I contacted Sophos support, who seemed to think the problems were due to CPU spikes (there had been only one in the last 24 hours). He created some sort of cron job that was supposed to more accurately monitor CPU spikes and said to email him back if it happened again.
Thursday evening around 5 things seemed to have settled down, so I thought maybe one of the dozen or so desperate configuration changes I had made that day fixed the problem.
Friday morning it started happening again.
I did more troubleshooting, more log monitoring, fired up Wireshark a few times--I never could figure out why this was happening until about 4:30 Friday afternoon. I got a support call from a user on my subnet, so I opened up Teamviewer to establish a remote control session. Coincidentally, at the time this happened, I had an SSH session open with the UTM, I was running a continuous ping in a command window to a host on another subnet, and I had an RDP session open to a server on my local subnet. Teamviewer contacted the user's PC, started going through the authentication process, and boom--my SSH session to the UTM was disconnected, and my pings started failing. The user said her network stopped working at the same time.
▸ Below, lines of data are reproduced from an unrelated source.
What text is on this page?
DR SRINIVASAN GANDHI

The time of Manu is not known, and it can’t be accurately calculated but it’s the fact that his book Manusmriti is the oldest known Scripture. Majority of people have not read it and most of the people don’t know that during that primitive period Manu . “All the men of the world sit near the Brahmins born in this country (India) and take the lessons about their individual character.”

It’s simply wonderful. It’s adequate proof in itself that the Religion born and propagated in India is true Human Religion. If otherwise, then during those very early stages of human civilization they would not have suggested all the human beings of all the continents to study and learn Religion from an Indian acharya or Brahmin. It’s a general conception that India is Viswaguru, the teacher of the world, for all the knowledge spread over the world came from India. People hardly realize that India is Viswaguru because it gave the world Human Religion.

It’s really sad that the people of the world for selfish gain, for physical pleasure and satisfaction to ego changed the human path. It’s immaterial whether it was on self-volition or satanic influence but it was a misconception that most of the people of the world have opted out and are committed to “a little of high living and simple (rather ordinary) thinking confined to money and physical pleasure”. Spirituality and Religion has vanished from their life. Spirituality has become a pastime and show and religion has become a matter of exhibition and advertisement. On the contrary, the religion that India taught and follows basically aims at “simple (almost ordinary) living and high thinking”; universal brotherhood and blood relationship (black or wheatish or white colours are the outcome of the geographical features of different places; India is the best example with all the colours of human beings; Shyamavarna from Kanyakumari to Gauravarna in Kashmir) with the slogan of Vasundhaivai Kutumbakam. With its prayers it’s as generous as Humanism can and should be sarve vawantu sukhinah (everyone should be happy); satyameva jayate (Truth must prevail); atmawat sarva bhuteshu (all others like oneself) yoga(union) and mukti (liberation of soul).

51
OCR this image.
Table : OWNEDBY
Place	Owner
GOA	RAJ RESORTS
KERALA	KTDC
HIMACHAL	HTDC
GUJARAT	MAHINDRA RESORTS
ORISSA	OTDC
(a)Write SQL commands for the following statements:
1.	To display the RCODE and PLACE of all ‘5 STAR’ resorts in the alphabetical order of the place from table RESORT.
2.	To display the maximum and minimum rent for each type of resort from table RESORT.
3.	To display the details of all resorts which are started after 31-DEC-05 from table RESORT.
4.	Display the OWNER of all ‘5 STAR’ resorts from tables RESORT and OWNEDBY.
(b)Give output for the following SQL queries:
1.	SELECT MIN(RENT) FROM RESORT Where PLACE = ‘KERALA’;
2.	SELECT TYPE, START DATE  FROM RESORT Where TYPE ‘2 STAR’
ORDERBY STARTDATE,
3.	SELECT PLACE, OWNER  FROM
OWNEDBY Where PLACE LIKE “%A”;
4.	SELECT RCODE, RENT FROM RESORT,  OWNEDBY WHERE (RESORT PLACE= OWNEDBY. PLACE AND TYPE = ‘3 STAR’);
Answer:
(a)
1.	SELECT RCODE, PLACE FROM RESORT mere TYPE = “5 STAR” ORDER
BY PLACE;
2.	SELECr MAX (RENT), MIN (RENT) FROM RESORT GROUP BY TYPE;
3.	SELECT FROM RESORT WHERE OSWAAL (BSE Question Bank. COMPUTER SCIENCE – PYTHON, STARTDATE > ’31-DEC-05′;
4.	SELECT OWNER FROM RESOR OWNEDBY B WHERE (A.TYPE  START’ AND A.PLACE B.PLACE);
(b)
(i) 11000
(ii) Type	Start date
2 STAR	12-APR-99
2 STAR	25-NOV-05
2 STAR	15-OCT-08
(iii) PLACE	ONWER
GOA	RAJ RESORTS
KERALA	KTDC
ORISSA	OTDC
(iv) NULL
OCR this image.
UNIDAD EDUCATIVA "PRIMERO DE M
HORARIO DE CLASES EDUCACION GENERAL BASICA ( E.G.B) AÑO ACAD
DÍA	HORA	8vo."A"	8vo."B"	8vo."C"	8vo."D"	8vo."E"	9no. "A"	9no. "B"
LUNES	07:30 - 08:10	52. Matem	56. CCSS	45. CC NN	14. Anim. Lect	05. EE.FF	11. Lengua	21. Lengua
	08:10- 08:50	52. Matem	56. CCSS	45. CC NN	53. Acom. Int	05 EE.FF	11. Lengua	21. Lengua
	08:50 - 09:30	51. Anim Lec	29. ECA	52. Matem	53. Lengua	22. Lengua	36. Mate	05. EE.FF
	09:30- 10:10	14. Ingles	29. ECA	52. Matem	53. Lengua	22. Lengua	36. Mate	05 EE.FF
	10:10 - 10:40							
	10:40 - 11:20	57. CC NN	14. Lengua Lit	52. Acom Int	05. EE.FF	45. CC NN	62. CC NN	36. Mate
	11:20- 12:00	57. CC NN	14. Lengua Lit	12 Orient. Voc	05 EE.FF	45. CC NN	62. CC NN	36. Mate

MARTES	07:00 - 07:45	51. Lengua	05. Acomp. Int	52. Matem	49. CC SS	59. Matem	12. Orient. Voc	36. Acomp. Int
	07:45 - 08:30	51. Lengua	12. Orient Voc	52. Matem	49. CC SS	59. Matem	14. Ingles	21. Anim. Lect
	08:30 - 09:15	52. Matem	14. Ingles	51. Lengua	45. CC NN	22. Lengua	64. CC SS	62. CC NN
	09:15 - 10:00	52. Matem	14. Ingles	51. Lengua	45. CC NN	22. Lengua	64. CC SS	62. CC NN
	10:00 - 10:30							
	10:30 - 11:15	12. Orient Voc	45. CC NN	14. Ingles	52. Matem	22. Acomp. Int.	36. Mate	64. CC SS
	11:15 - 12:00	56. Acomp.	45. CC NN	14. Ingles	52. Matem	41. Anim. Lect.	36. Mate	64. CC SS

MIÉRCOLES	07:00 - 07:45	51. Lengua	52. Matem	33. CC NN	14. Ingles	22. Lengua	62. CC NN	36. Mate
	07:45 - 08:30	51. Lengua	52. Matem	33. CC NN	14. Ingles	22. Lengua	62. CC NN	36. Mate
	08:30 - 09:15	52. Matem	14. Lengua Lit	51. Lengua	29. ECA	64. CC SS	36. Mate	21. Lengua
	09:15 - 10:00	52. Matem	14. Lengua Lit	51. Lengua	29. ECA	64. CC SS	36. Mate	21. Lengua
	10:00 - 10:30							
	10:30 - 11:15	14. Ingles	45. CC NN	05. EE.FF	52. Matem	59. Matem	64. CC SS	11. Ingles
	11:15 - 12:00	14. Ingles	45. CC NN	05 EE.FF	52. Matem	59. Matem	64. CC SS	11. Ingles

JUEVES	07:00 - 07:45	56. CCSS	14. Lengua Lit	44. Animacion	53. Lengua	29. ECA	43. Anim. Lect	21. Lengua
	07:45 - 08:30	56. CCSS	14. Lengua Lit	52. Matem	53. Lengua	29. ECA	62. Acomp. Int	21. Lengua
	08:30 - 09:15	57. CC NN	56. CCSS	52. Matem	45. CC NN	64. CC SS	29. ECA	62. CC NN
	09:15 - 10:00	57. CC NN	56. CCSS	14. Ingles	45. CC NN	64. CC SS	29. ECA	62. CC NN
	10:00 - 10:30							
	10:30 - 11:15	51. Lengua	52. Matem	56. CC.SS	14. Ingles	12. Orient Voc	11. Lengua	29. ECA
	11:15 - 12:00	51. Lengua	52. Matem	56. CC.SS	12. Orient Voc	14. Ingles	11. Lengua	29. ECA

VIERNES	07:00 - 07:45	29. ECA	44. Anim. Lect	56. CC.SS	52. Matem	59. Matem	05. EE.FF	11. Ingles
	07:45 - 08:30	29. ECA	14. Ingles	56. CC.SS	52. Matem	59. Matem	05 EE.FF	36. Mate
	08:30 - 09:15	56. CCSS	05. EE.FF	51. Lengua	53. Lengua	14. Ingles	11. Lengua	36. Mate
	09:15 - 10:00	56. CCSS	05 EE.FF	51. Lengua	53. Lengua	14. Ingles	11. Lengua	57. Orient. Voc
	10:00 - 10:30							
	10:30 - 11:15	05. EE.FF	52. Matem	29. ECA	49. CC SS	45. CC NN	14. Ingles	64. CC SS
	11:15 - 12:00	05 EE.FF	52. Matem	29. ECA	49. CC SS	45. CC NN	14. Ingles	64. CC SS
My RDP session stayed open, however, and its traffic was still able to traverse the UTM. I closed Teamviewer, and a few minutes later the UTM resumed passing traffic from both my PC and the user's PC. I tried it again--the same thing happened.
It was at this moment that I realized that the UTM was dropping all traffic from PCs which it observed communicating with the Teamviewer servers.
I repeated this process with two separate PCs and got the same result.
Teamviewer Host periodically "phones home" to their servers, so that explains the periodic loss of the users' connectivity.
I think a pattern update last Thursday is the cause of this problem.
I have sent all of this information to support, but they haven't responded. Has anyone else seen this?